Basket Contents: Acorn squash, parsley, choice of kale or Swiss chard, mesclun, carrots, celeriac, leeks, red onions, burbank russet potatoes, rutabaga, choice of cabbage or Chinese cabbage, Brussel sprouts, celery, green pepper, choice of red peppers or tomatoes
Recipes of the week:
Welcome to the fall! Here at the farm we love the fall season, which for us marks some major changes to our work. We have just finished a major push to finish harvesting the last of the fall crops. Leeks, parsnips, and carrots were the last big storage crops to come in last week, and it will be very satisfying to till the field this week, laying it to rest and starting already to prepare it for next year’s growing season. Animal production, too is winding down, and we’ve been excited to offer our first meat shares this month. So for most of us, the fall means a major lightening of our work loads, always a welcome change after a busy growing season.
Thank you to all our partners who filled in our end-of-season survey, I’ve already started going through the lists of veggies you want more or less of as I begin once again to plan the basket contents for next year. It is a quick turn around, this ending of one season, and beginning of another, which so clearly highlights the cyclical nature of not just this work, but Nature and all of us too, drawn into her rhythms.
For these fall baskets, I’m going to make a special effort to include information about the varieties of some of the crops you’ll receive on a pretty regular basis. We want to encourage you to recognize and appreciate the differences, albeit at times subtle and therefore be able to make the best use of your vegetables! So here’s a few notes about what you’ll be receiving this week:
Carrots- var. Napoli. Napoli is a Nantes-type of carrot, it is specialized in cold weather production, and gets especially sweet after the frosts. Last week we sowed Napoli seeds in our unheated greenhouse for our first spring basket in June…
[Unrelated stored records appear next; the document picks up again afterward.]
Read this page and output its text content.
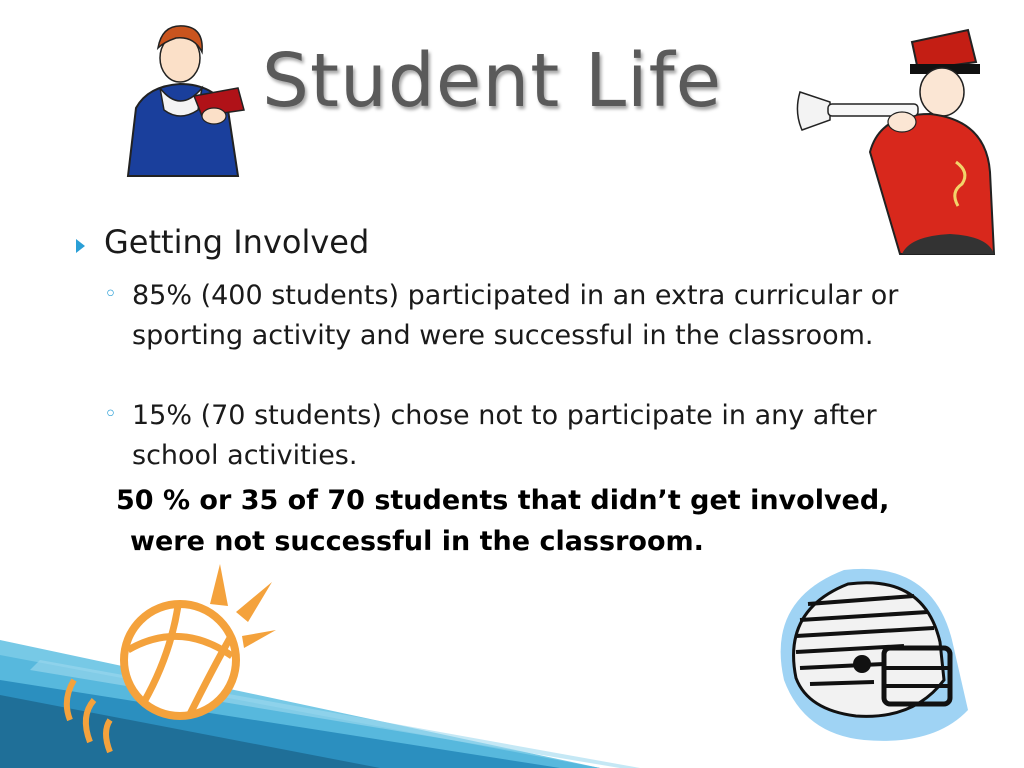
Student Life
Getting Involved
◦ 85% (400 students) participated in an extra curricular or sporting activity and were successful in the classroom.
◦ 15% (70 students) chose not to participate in any after school activities.
50 % or 35 of 70 students that didn’t get involved,
were not successful in the classroom.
Onions- var. Red Wing. This is our favorite red onion, and has become the only one we grow! It is a somewhat slow-grower, but produces a tasty, hard onion that stores very well and is easy to peel.
Potatoes- var. Burbank Russet. This Idaho potato is the most widely grown potato in the US, due to its long-term storage ability, high yields and beautiful, flaky texture. It is perfect for baked potatoes, and also good for fries and hash browns.